Spring marks the end of winter and signifies the start of new growth and renewal. It’s also the perfect time of year to focus on your health and allow for a little inner “spring cleaning.” Our nutrition columnist Dr. Megan Rigby gives you the lowdown on symptoms of a distressed digestive track, plus her five easy tips for boosting gut health.

The 411 on Gut Health

The digestive tract is a core component to our overall health. Research has recently shown the link between a healthy gut and nearly every bodily function, including the ability to balance moods, fight off infection, break down hormones, and achieve weight loss.

A healthy digestive tract is dependent upon a balanced microbiome: the trillions of residences that live in our gut known as good bacteria and fungi. These microbes form our individual microbiomes and play an important role in the optimal performance of the gut and immune system. When the good bacteria are disturbed, it creates a bacterial imbalance and is a major cause of increased intestinal permeability. The lining of the digestive tract acts as a gatekeeper and prevents toxins from entering the bloodstream.

Disruption of the microbiome may occur with excess sugar, alcohol, medications (antibiotics), stress, and personal food intolerances. The inflamed lining of the gut becomes leaky and is unable to act as a filter, which can cause large particles to enter the bloodstream resulting in inflammation and dysfunction that can impact our core health.

The following are signs and symptoms that may indicate an upset digestive tract.

1. Abdominal bloating
2. Acid reflux
3. Irregular bowel movements
4. Frequent illnesses
5. Increased fatigue
6. Headaches
7. Mood disturbances
8. Eczema/dermatitis
9. Joint pain
10. Food intolerance

​5 Ways to Refresh the Gut

Spring has sprung! Follow these five tips to refresh your gut and start the year feeling your best this season*.

1. Start each morning with a warm glass of lemon water. Research shows the warm water helps to awaken the gut and flush out any built-up mucus. The lemon contains fiber which feeds the bacteria within the gut.

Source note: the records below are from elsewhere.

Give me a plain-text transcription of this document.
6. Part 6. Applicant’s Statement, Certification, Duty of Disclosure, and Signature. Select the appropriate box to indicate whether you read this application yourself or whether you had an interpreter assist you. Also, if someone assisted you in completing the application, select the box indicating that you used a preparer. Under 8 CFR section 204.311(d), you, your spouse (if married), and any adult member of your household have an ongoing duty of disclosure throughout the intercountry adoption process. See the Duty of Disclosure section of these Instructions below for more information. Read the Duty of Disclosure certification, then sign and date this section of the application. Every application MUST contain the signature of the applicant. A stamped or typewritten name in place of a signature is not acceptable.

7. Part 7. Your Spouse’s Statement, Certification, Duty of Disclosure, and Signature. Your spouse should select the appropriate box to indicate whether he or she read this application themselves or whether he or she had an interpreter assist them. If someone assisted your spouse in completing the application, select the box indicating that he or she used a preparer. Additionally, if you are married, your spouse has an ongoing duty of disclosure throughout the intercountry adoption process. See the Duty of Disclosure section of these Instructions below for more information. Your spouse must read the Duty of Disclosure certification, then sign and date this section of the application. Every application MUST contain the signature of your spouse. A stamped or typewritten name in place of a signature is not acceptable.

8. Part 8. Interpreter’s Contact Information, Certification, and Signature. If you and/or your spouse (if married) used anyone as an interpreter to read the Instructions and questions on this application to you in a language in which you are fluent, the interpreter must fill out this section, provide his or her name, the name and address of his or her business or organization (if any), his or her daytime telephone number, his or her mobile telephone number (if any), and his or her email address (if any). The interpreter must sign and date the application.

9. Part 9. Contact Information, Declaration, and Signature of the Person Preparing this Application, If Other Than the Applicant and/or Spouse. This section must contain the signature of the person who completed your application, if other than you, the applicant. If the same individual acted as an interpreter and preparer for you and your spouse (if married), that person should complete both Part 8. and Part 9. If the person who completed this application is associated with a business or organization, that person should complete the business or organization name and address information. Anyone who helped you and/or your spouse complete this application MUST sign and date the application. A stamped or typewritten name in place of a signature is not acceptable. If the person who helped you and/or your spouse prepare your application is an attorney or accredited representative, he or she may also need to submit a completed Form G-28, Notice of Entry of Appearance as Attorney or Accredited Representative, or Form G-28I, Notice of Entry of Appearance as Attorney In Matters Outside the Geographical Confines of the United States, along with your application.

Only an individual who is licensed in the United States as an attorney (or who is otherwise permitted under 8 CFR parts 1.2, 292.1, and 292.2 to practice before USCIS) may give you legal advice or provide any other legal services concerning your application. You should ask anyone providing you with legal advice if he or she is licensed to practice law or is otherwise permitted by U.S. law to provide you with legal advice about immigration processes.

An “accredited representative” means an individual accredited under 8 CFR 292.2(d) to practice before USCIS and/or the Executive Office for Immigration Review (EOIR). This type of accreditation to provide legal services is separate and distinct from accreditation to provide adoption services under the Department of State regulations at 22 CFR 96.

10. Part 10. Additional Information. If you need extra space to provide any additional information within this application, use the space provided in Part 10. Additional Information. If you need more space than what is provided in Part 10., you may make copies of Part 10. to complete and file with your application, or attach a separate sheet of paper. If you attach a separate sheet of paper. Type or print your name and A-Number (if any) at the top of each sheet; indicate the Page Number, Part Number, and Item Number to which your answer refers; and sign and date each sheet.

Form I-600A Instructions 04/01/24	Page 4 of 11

2. Consume probiotic-rich foods. Fermented foods are all the rage thanks to their increased probiotic counts. When consumed, these foods help to repopulate the gut’s bacteria in hopes of restoring balance.

3. Eliminate artificial sweeteners such as sucralose or aspartame. It has been shown that these synthetic sweeteners may do more harm than good to our guts. Try ditching these artificial sweeteners when possible and opt for more natural options. Stevia, monk fruit, and small amounts of coconut sugar are easier for the microbes to digest.

4. Temporarily reduce food irritants. When a stressed gut arises, certain foods may increase symptoms. It can be beneficial to do a temporary elimination to help remove irritants that may be inhibiting gut healing. Once symptoms have resolved, slowly reintroduce the offending foods while tracking gut response. Common irritants are wheat gluten, soy, dairy, high fructose fruits, and some grains.

5. Eat your fiber. An important element for gut health, fiber comes from many plant-based foods and is essential to gut function. Fiber acts as a prebiotic for probiotics. This means it is an important source of food for the good bacteria. Try to consume 25 g of fiber per day. High fiber foods include lentils, berries, flaxseed, squash, and kale.

*If you follow these tips and increased symptoms occur, consult a physician.